Enduro is a format that has tickled the MTB community pink, mates are no longer defined as ‘downhiller’ or ‘racing snake’ more an amalgamation of skills with riders favouring alternating components of the whole. For the marathon or xc rider, you can go to a race, and not feel too outclassed by the guy who looks like he’s lost his motocross bike and vice versa. For me however, there’s no denying it, I was coming off the back of a cyclocross season and winter criteriums, my mind was not entirely engaged in dropping into the mouth of hell just for shits n giggles. My mates referred to me as ‘the roadie’ and laughed off my attempt at beefing up my marathon bike into some cross hybrid Minnaar meets Schurter concoction that would glide uphill as well as down, they were not impressed.

Eelco flying down the drops on SP1 rocking one of the very few hardtails – Pic: Jamie Carr (Ride the Alps)

Be that as it may, 10 months flew by and I was about to drop into ‘Sp1’ after an uplifting speech by our new mate Jamie Carr of Ride the Alps ‘You guys better recce this, its hardcore’. We would be starting at night, something I’m quite ok with, but starting 110km full tech fest under a quarter moon was not something I would take lightly. Righto, in we drop, 11 sectors to scrub off, this will be the appetiser.

Holy hell!

That was eye opening, the course was sharp, tight turns, drops, rocks, in 2 tiny kilometres I had surpassed the 100mm travel on the Foxs and felt the frame smack hard under load on the back, I wasn’t trying to push, you just had no choice. I don’t think I want to see the main meal, YIKES! After a bit a puncture drama on Vik’s bike we feel initiated, at least we have a full day tomorrow to truly let rip and get out eye in.

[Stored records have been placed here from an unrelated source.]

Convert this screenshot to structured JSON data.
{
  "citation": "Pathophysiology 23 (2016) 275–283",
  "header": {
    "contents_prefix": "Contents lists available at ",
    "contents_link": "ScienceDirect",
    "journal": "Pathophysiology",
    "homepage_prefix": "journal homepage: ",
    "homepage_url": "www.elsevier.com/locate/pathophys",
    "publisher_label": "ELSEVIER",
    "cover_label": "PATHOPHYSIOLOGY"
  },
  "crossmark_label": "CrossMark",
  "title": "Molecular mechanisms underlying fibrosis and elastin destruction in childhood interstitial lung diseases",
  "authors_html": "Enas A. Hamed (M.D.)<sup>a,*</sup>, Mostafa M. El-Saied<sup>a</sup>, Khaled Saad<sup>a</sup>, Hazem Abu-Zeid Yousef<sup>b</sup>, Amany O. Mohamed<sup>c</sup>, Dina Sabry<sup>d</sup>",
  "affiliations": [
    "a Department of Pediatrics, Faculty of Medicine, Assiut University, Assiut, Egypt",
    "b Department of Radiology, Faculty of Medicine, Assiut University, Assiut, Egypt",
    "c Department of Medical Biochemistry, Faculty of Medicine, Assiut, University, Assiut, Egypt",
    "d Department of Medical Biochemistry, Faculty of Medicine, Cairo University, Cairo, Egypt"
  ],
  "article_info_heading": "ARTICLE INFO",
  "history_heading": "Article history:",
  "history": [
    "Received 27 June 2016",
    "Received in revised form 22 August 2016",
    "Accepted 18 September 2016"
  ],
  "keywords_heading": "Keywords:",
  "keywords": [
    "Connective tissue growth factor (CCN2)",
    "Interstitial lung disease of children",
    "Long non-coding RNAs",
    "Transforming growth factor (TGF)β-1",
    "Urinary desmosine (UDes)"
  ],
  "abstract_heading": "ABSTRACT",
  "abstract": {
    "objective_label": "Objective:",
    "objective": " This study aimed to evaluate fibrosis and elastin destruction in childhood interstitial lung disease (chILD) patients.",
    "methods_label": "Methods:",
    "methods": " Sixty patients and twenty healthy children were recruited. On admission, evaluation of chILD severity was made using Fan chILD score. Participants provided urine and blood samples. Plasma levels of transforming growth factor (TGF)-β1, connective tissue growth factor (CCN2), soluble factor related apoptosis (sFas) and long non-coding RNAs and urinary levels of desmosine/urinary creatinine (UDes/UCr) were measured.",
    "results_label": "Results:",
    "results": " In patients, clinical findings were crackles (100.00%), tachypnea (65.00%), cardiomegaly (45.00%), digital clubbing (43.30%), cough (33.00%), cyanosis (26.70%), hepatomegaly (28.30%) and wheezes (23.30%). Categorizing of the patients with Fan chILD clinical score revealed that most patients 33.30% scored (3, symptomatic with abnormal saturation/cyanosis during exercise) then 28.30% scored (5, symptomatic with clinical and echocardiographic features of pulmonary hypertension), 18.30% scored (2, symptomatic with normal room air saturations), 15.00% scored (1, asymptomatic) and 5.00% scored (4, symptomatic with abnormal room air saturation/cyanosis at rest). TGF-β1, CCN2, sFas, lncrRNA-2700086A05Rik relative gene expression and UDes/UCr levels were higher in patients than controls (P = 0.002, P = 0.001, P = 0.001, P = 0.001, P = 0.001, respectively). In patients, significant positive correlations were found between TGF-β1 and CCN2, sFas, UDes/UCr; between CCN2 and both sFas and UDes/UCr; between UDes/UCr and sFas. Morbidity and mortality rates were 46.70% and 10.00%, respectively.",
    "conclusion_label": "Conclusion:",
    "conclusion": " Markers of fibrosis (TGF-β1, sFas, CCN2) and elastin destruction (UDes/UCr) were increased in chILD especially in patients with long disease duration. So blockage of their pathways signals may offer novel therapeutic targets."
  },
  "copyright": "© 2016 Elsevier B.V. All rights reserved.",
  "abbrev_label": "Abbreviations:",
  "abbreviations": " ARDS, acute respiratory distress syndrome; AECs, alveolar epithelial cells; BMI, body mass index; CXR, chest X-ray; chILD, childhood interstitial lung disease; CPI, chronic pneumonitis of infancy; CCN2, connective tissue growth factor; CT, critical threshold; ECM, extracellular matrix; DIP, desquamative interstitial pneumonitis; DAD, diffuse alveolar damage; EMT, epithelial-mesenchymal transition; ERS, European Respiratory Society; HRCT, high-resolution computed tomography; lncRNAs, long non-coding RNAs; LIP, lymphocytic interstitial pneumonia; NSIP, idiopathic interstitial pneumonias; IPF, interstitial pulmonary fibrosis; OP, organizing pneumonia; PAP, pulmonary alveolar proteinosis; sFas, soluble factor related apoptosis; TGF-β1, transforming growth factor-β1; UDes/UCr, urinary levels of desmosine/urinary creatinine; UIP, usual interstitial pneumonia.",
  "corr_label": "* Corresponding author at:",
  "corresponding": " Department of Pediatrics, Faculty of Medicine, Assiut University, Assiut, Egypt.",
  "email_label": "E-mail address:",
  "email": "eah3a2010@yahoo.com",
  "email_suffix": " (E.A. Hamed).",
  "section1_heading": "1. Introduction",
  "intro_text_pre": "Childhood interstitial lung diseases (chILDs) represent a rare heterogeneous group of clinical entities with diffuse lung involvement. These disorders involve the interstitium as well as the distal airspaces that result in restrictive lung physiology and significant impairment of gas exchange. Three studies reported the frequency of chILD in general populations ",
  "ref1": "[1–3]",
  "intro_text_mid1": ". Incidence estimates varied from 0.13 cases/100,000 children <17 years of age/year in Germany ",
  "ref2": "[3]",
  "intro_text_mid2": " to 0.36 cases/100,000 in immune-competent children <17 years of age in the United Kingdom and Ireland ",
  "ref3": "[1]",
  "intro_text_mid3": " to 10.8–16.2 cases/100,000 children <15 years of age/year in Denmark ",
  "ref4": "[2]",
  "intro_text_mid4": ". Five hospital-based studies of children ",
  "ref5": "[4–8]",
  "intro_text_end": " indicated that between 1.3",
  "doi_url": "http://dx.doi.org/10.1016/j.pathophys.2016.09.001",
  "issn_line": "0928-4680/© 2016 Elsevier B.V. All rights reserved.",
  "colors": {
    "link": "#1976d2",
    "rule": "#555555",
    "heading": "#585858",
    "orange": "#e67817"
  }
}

Saturday ‘official’ unofficial practice

We are heading up to SP2, after a morning of dicking about trying to bleed a suddenly squidgey back brake (thanks again Shimano) I make the decision to try out Jamie’s P7 Orange hardtail, just in case we can’t sort this sodding brake. The P7 is way more accustomed to enduro but she ain’t no lightweight. A plus bike with a long wheel base and long travel up front, this crazy green beast is the very antithesis of mine but may well prove a much better option.

God its a long climb…

We rally at the top, pads on, jaw guards clicked in, even the locals are getting padded up…this can’t be good?

The fuck!

SP2 is like getting your head smacked into a table while you’re still trying to drink your beer, nothing is making sense. Its steep, rocky, relentless, you make a tiny mistake and you lose momentum and then have to track stand your way into a descent of ragged unpredictable carnage. This has done zero to calm the nerves. How am I going to do 11 of these bastards and not break everything? How?